- Как ты можешь так говорить? –
возмутилась Оля. – Фильм только в этом году снят. Карась говорил –
режиссёр какой-то знаменитый, из Москвы…
- Илья Тауберг. – подсказываю.
«Голубого экспресса» я в той, прошлой жизни не видел, но имя
режиссёра, снявшего трилогию о Максиме» и «Новый Вавилон», конечно,
помнил.
- Да ну… - Маруся наморщила
носик. - Я вот слышала, что в Харькове фильмы показывают,
заграничные, так там актёры прямо на экране говорят!
- Зато как интересно! –
оборвала подруг Татьяна. – Поезд задерживают из-за англичанина,
который едет договариваться с угнетателями китайского народа против
восставших рабочих.
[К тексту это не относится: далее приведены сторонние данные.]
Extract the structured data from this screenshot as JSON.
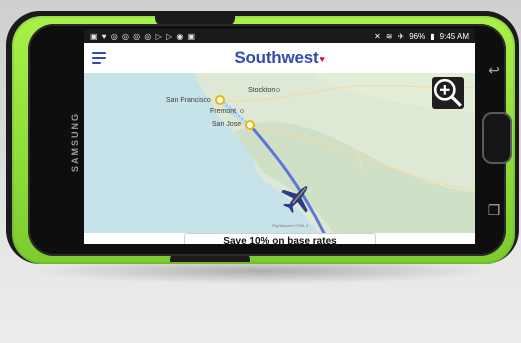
{
  "device": {
    "brand": "SAMSUNG"
  },
  "statusbar": {
    "left_icons": "▣ ♥ ◎ ◎ ◎ ◎ ▷ ▷ ◉ ▣",
    "battery": "96%",
    "time": "9:45 AM"
  },
  "app": {
    "logo_text": "Southwest",
    "brand_color": "#304cb2",
    "heart_color": "#e10f2b"
  },
  "map": {
    "cities": [
      {
        "name": "San Francisco"
      },
      {
        "name": "Stockton"
      },
      {
        "name": "Fremont"
      },
      {
        "name": "San Jose"
      }
    ],
    "attribution": "FlightAware HTML 5"
  },
  "banner": {
    "text": "Save 10% on base rates"
  },
  "icons": {
    "menu": "menu-icon",
    "zoom": "zoom-in-icon",
    "airplane": "airplane-icon"
  }
}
Но не тут-то было: запертые в тюремном вагоне
арестованные революционеры поднимают бунт, освобождаются,
завладевают оружием тюремщиков – и вместе с пассажирами третьего
класса, такими же, как они, рабочими и крестьянами, захватывают
экспресс! Англичанин и его приспешники сопротивляются, но ничего не
могут сделать – и поезд летит вперёд, к победе революции! Вот бы и
мне туда, помогать китайским товарищам бороться с угнетателями! Уж
я бы…
Я отворачиваюсь, пряча усмешку.
Показать истинные чувства, которые вызвал у меня шедевр Тауберга,
и, главное, реакция на него моей спутницы, нельзя ни в коем случае.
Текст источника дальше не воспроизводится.